La démocratie américaine est une démocratie raciale fondée sur la solidarité du groupe blanc contre les minorités indienne et noire. La notion de race semblant indépassable, la dé-ségrégation issue des lois civiques a déstabilisé le système démocratique américain. Le Parti républicain s’est redéfini comme un Parti blanc. Les politiques néolibérales contre les subventions publiques étaient admises tant qu’on suggérait que les aides sociales étaient orientées vers le groupe noir. Trump a détruit cette logique en se désolidarisant des objectifs libre échangistes. La problématique a été déplacée par Trump des valeurs religieuses traditionnelles du Parti républicain vers des problématiques de classe. On s’aperçoit que la stratégie démocrate est par contre raciale. Et Sanders écarté, Clinton s’est recentrée sur les “valeurs”.

 – Sur la démocratie : en phase de déclin.

La France n’est plus une démocratie. Le vote est devenu une simple “illustration”. On revit peut-être quelque chose d’assez habituel dans l’histoire de la démocratie. La victoire du Brexit, victoire spectaculaire des non éduqués sur les éduqués supérieurs. Les universitaires anglais sont en fureur. Mais les représentants anglais conservateurs respectent la démocratie. Aux Etats-Unis, Trump, personnage improbable, se met à la tête du même genre de revendication. Il faut parler de révolte populaire ou de révolte démocratique car l’oligarchie a échoué en terme social et économique par rapport aux intérêts du gros de la population. Mais ce regain démocratique nous confronte à la réalité du fondement ethnique de la démocratie : il n’y a pas de démocratie sans un peuple qui existe à travers une langue et des habitudes culturelles. La problématique migratoire, la redéfinition du corps national et de la conception des frontières qui peut apparaître absurde dans un monde varié et coloré qui ne permet pas de parler vraiment d'”ethnie” est pourtant un phénomène primordial. Le corps des citoyens n’est pas un absolu, il a besoin de se définir “contre”. En Amérique, contre les Indiens et les Noirs. En admettant que le phénomène Trump constitue un regain démocratique, c’est à l’intérieur du groupe blanc, qui se définit contre d’autres groupes, tels que les Mexicains. L’idée de démocratie est confrontée à un non-dit.

– Que peut faire Trump ?

C’est une situation historique qui n’a jamais existé. Peut-il y avoir un ralliement des éduqués supérieurs à une stratégie de recentrage national ? On est peut-être dans une logique de lutte des classes, mais il y a la question raciale qui est actuellement indépassable.

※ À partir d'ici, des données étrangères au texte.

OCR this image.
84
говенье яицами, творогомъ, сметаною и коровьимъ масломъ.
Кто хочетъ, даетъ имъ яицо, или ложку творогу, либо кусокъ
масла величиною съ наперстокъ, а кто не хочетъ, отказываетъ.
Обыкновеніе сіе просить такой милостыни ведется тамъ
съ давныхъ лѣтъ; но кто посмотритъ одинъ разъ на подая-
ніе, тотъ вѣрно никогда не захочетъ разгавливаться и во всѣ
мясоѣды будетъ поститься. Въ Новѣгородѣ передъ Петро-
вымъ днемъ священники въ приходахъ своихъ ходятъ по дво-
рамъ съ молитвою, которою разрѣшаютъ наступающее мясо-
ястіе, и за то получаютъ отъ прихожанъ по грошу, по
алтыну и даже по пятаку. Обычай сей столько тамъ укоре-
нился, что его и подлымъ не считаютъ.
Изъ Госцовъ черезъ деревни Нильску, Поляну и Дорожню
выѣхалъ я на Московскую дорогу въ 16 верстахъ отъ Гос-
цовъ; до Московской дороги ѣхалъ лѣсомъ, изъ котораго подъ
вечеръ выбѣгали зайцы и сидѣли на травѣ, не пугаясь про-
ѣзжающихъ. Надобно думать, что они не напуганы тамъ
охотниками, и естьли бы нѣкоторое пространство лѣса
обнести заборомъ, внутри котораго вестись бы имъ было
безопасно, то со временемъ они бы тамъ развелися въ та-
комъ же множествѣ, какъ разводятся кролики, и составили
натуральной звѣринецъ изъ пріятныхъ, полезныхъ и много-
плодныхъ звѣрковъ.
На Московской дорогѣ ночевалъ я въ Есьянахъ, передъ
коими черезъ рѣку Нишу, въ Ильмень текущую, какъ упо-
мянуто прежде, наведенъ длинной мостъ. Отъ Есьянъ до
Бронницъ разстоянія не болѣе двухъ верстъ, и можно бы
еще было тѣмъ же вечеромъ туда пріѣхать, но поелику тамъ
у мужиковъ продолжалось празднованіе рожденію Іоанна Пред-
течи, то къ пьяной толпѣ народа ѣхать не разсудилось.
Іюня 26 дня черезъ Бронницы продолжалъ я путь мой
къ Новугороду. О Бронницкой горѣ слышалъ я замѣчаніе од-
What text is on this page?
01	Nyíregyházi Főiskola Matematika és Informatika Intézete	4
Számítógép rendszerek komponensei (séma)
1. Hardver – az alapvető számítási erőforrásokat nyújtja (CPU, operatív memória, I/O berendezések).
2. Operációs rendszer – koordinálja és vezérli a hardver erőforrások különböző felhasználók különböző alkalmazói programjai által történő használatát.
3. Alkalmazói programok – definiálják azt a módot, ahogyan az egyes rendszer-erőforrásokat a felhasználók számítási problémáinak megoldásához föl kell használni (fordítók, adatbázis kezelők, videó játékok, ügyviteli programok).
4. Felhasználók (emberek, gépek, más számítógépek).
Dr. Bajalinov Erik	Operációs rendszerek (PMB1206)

– Le Brexit a été plébiscité par les classes inférieures et moins éduquées

On aurait dit il y a peu de temps que le fait que cette catégorie d’inférieurs vote le Brexit invalide ce scrutin. C’est ce qu’on disait du vote noir aux Etats-Unis : en quoi un vote d’inférieurs serait-il valable ? En France, le vote contre le Traité constitutionnel européen a été invalidé. Au Royaume-Uni, le tempérament démocratique est plus fort. Le vote sur le Brexit est respecté.

On peut se demander si les éduqués supérieurs sont réellement supérieurs. Le système éducatif pensé comme émancipateur est devenu une machine à fabriquer des inégalités et donc à justifier l’inégalité.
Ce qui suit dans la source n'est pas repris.